Continuare a riconoscere il principio della sovranità cinese su Taiwan è invece ancora il modo migliore per evitare che Pechino senta il bisogno di affermarla nei fatti con un’azione militare. E anche per fare i veri interessi degli abitanti di Taiwan che si sono così tenuti finora un sistema politico a loro più gradito.

La visita di Nancy Pelosi è andata nella direzione opposta, rischiando di trasformare le tensioni in scontro aperto. Si è inserita infatti in una situazione internazionale molto tesa a causa della guerra in Ucraina. Gli occidentali si sono opposti all’aggressione russa all’Ucraina sostenendo la sovranità di quest’ultima, atteggiamento che ha incontrato un certo consenso cinese proprio per via di Taiwan.

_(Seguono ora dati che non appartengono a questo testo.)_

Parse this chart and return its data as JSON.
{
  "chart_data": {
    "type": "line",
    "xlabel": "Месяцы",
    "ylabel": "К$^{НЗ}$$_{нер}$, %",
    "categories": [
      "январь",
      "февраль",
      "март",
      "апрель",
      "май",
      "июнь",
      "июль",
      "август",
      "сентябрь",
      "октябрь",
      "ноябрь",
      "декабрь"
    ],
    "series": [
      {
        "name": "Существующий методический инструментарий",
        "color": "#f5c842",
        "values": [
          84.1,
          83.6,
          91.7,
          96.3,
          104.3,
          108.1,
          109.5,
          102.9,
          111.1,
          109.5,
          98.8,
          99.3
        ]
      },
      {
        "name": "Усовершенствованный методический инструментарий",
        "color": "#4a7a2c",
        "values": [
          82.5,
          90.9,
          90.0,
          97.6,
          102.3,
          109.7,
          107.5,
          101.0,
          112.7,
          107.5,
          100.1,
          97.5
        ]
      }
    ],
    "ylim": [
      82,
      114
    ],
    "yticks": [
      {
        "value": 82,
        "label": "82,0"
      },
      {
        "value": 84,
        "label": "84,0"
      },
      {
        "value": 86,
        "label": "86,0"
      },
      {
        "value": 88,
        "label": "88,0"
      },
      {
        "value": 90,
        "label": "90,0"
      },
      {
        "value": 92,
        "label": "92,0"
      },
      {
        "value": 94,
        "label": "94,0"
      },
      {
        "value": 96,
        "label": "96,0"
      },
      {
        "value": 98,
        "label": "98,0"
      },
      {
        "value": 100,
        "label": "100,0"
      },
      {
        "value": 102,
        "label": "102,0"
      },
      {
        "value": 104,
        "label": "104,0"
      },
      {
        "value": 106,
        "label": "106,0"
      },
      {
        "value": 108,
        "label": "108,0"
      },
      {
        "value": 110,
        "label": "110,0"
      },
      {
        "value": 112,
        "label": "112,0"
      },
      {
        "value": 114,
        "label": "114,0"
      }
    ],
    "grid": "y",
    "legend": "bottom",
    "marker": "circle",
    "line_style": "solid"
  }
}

Ma le schermaglie americane intorno all’Isola Bella sembrano contraddire tale linea e rafforzano la narrazione putiniana secondo cui l’Ucraina è parte della Russia e sono gli occidentali a non rispettare le sovranità. Malgrado il parallelismo tra le due situazioni sia del tutto infondato, agitando la questione di Taiwan si spinge Pechino sulle posizioni di Putin. Sembra di essere tornati alla Guerra di Corea dei primi anni Cinquanta del secolo scorso: oggi come allora c’è bisogno di qualcuno che fermi l’escalation verso la Terza guerra mondiale.

Nel 1951 fu il presidente americano Truman a fermare il generale Mc Arthur che voleva usare la bomba nucleare contro i nord-coreani sostenuti da cinesi e sovietici. Oggi Biden non sembra volere una Terza guerra mondiale. Ma avrà la forza per fermare chi, consapevolmente o inconsapevolmente, spinge in questa direzione?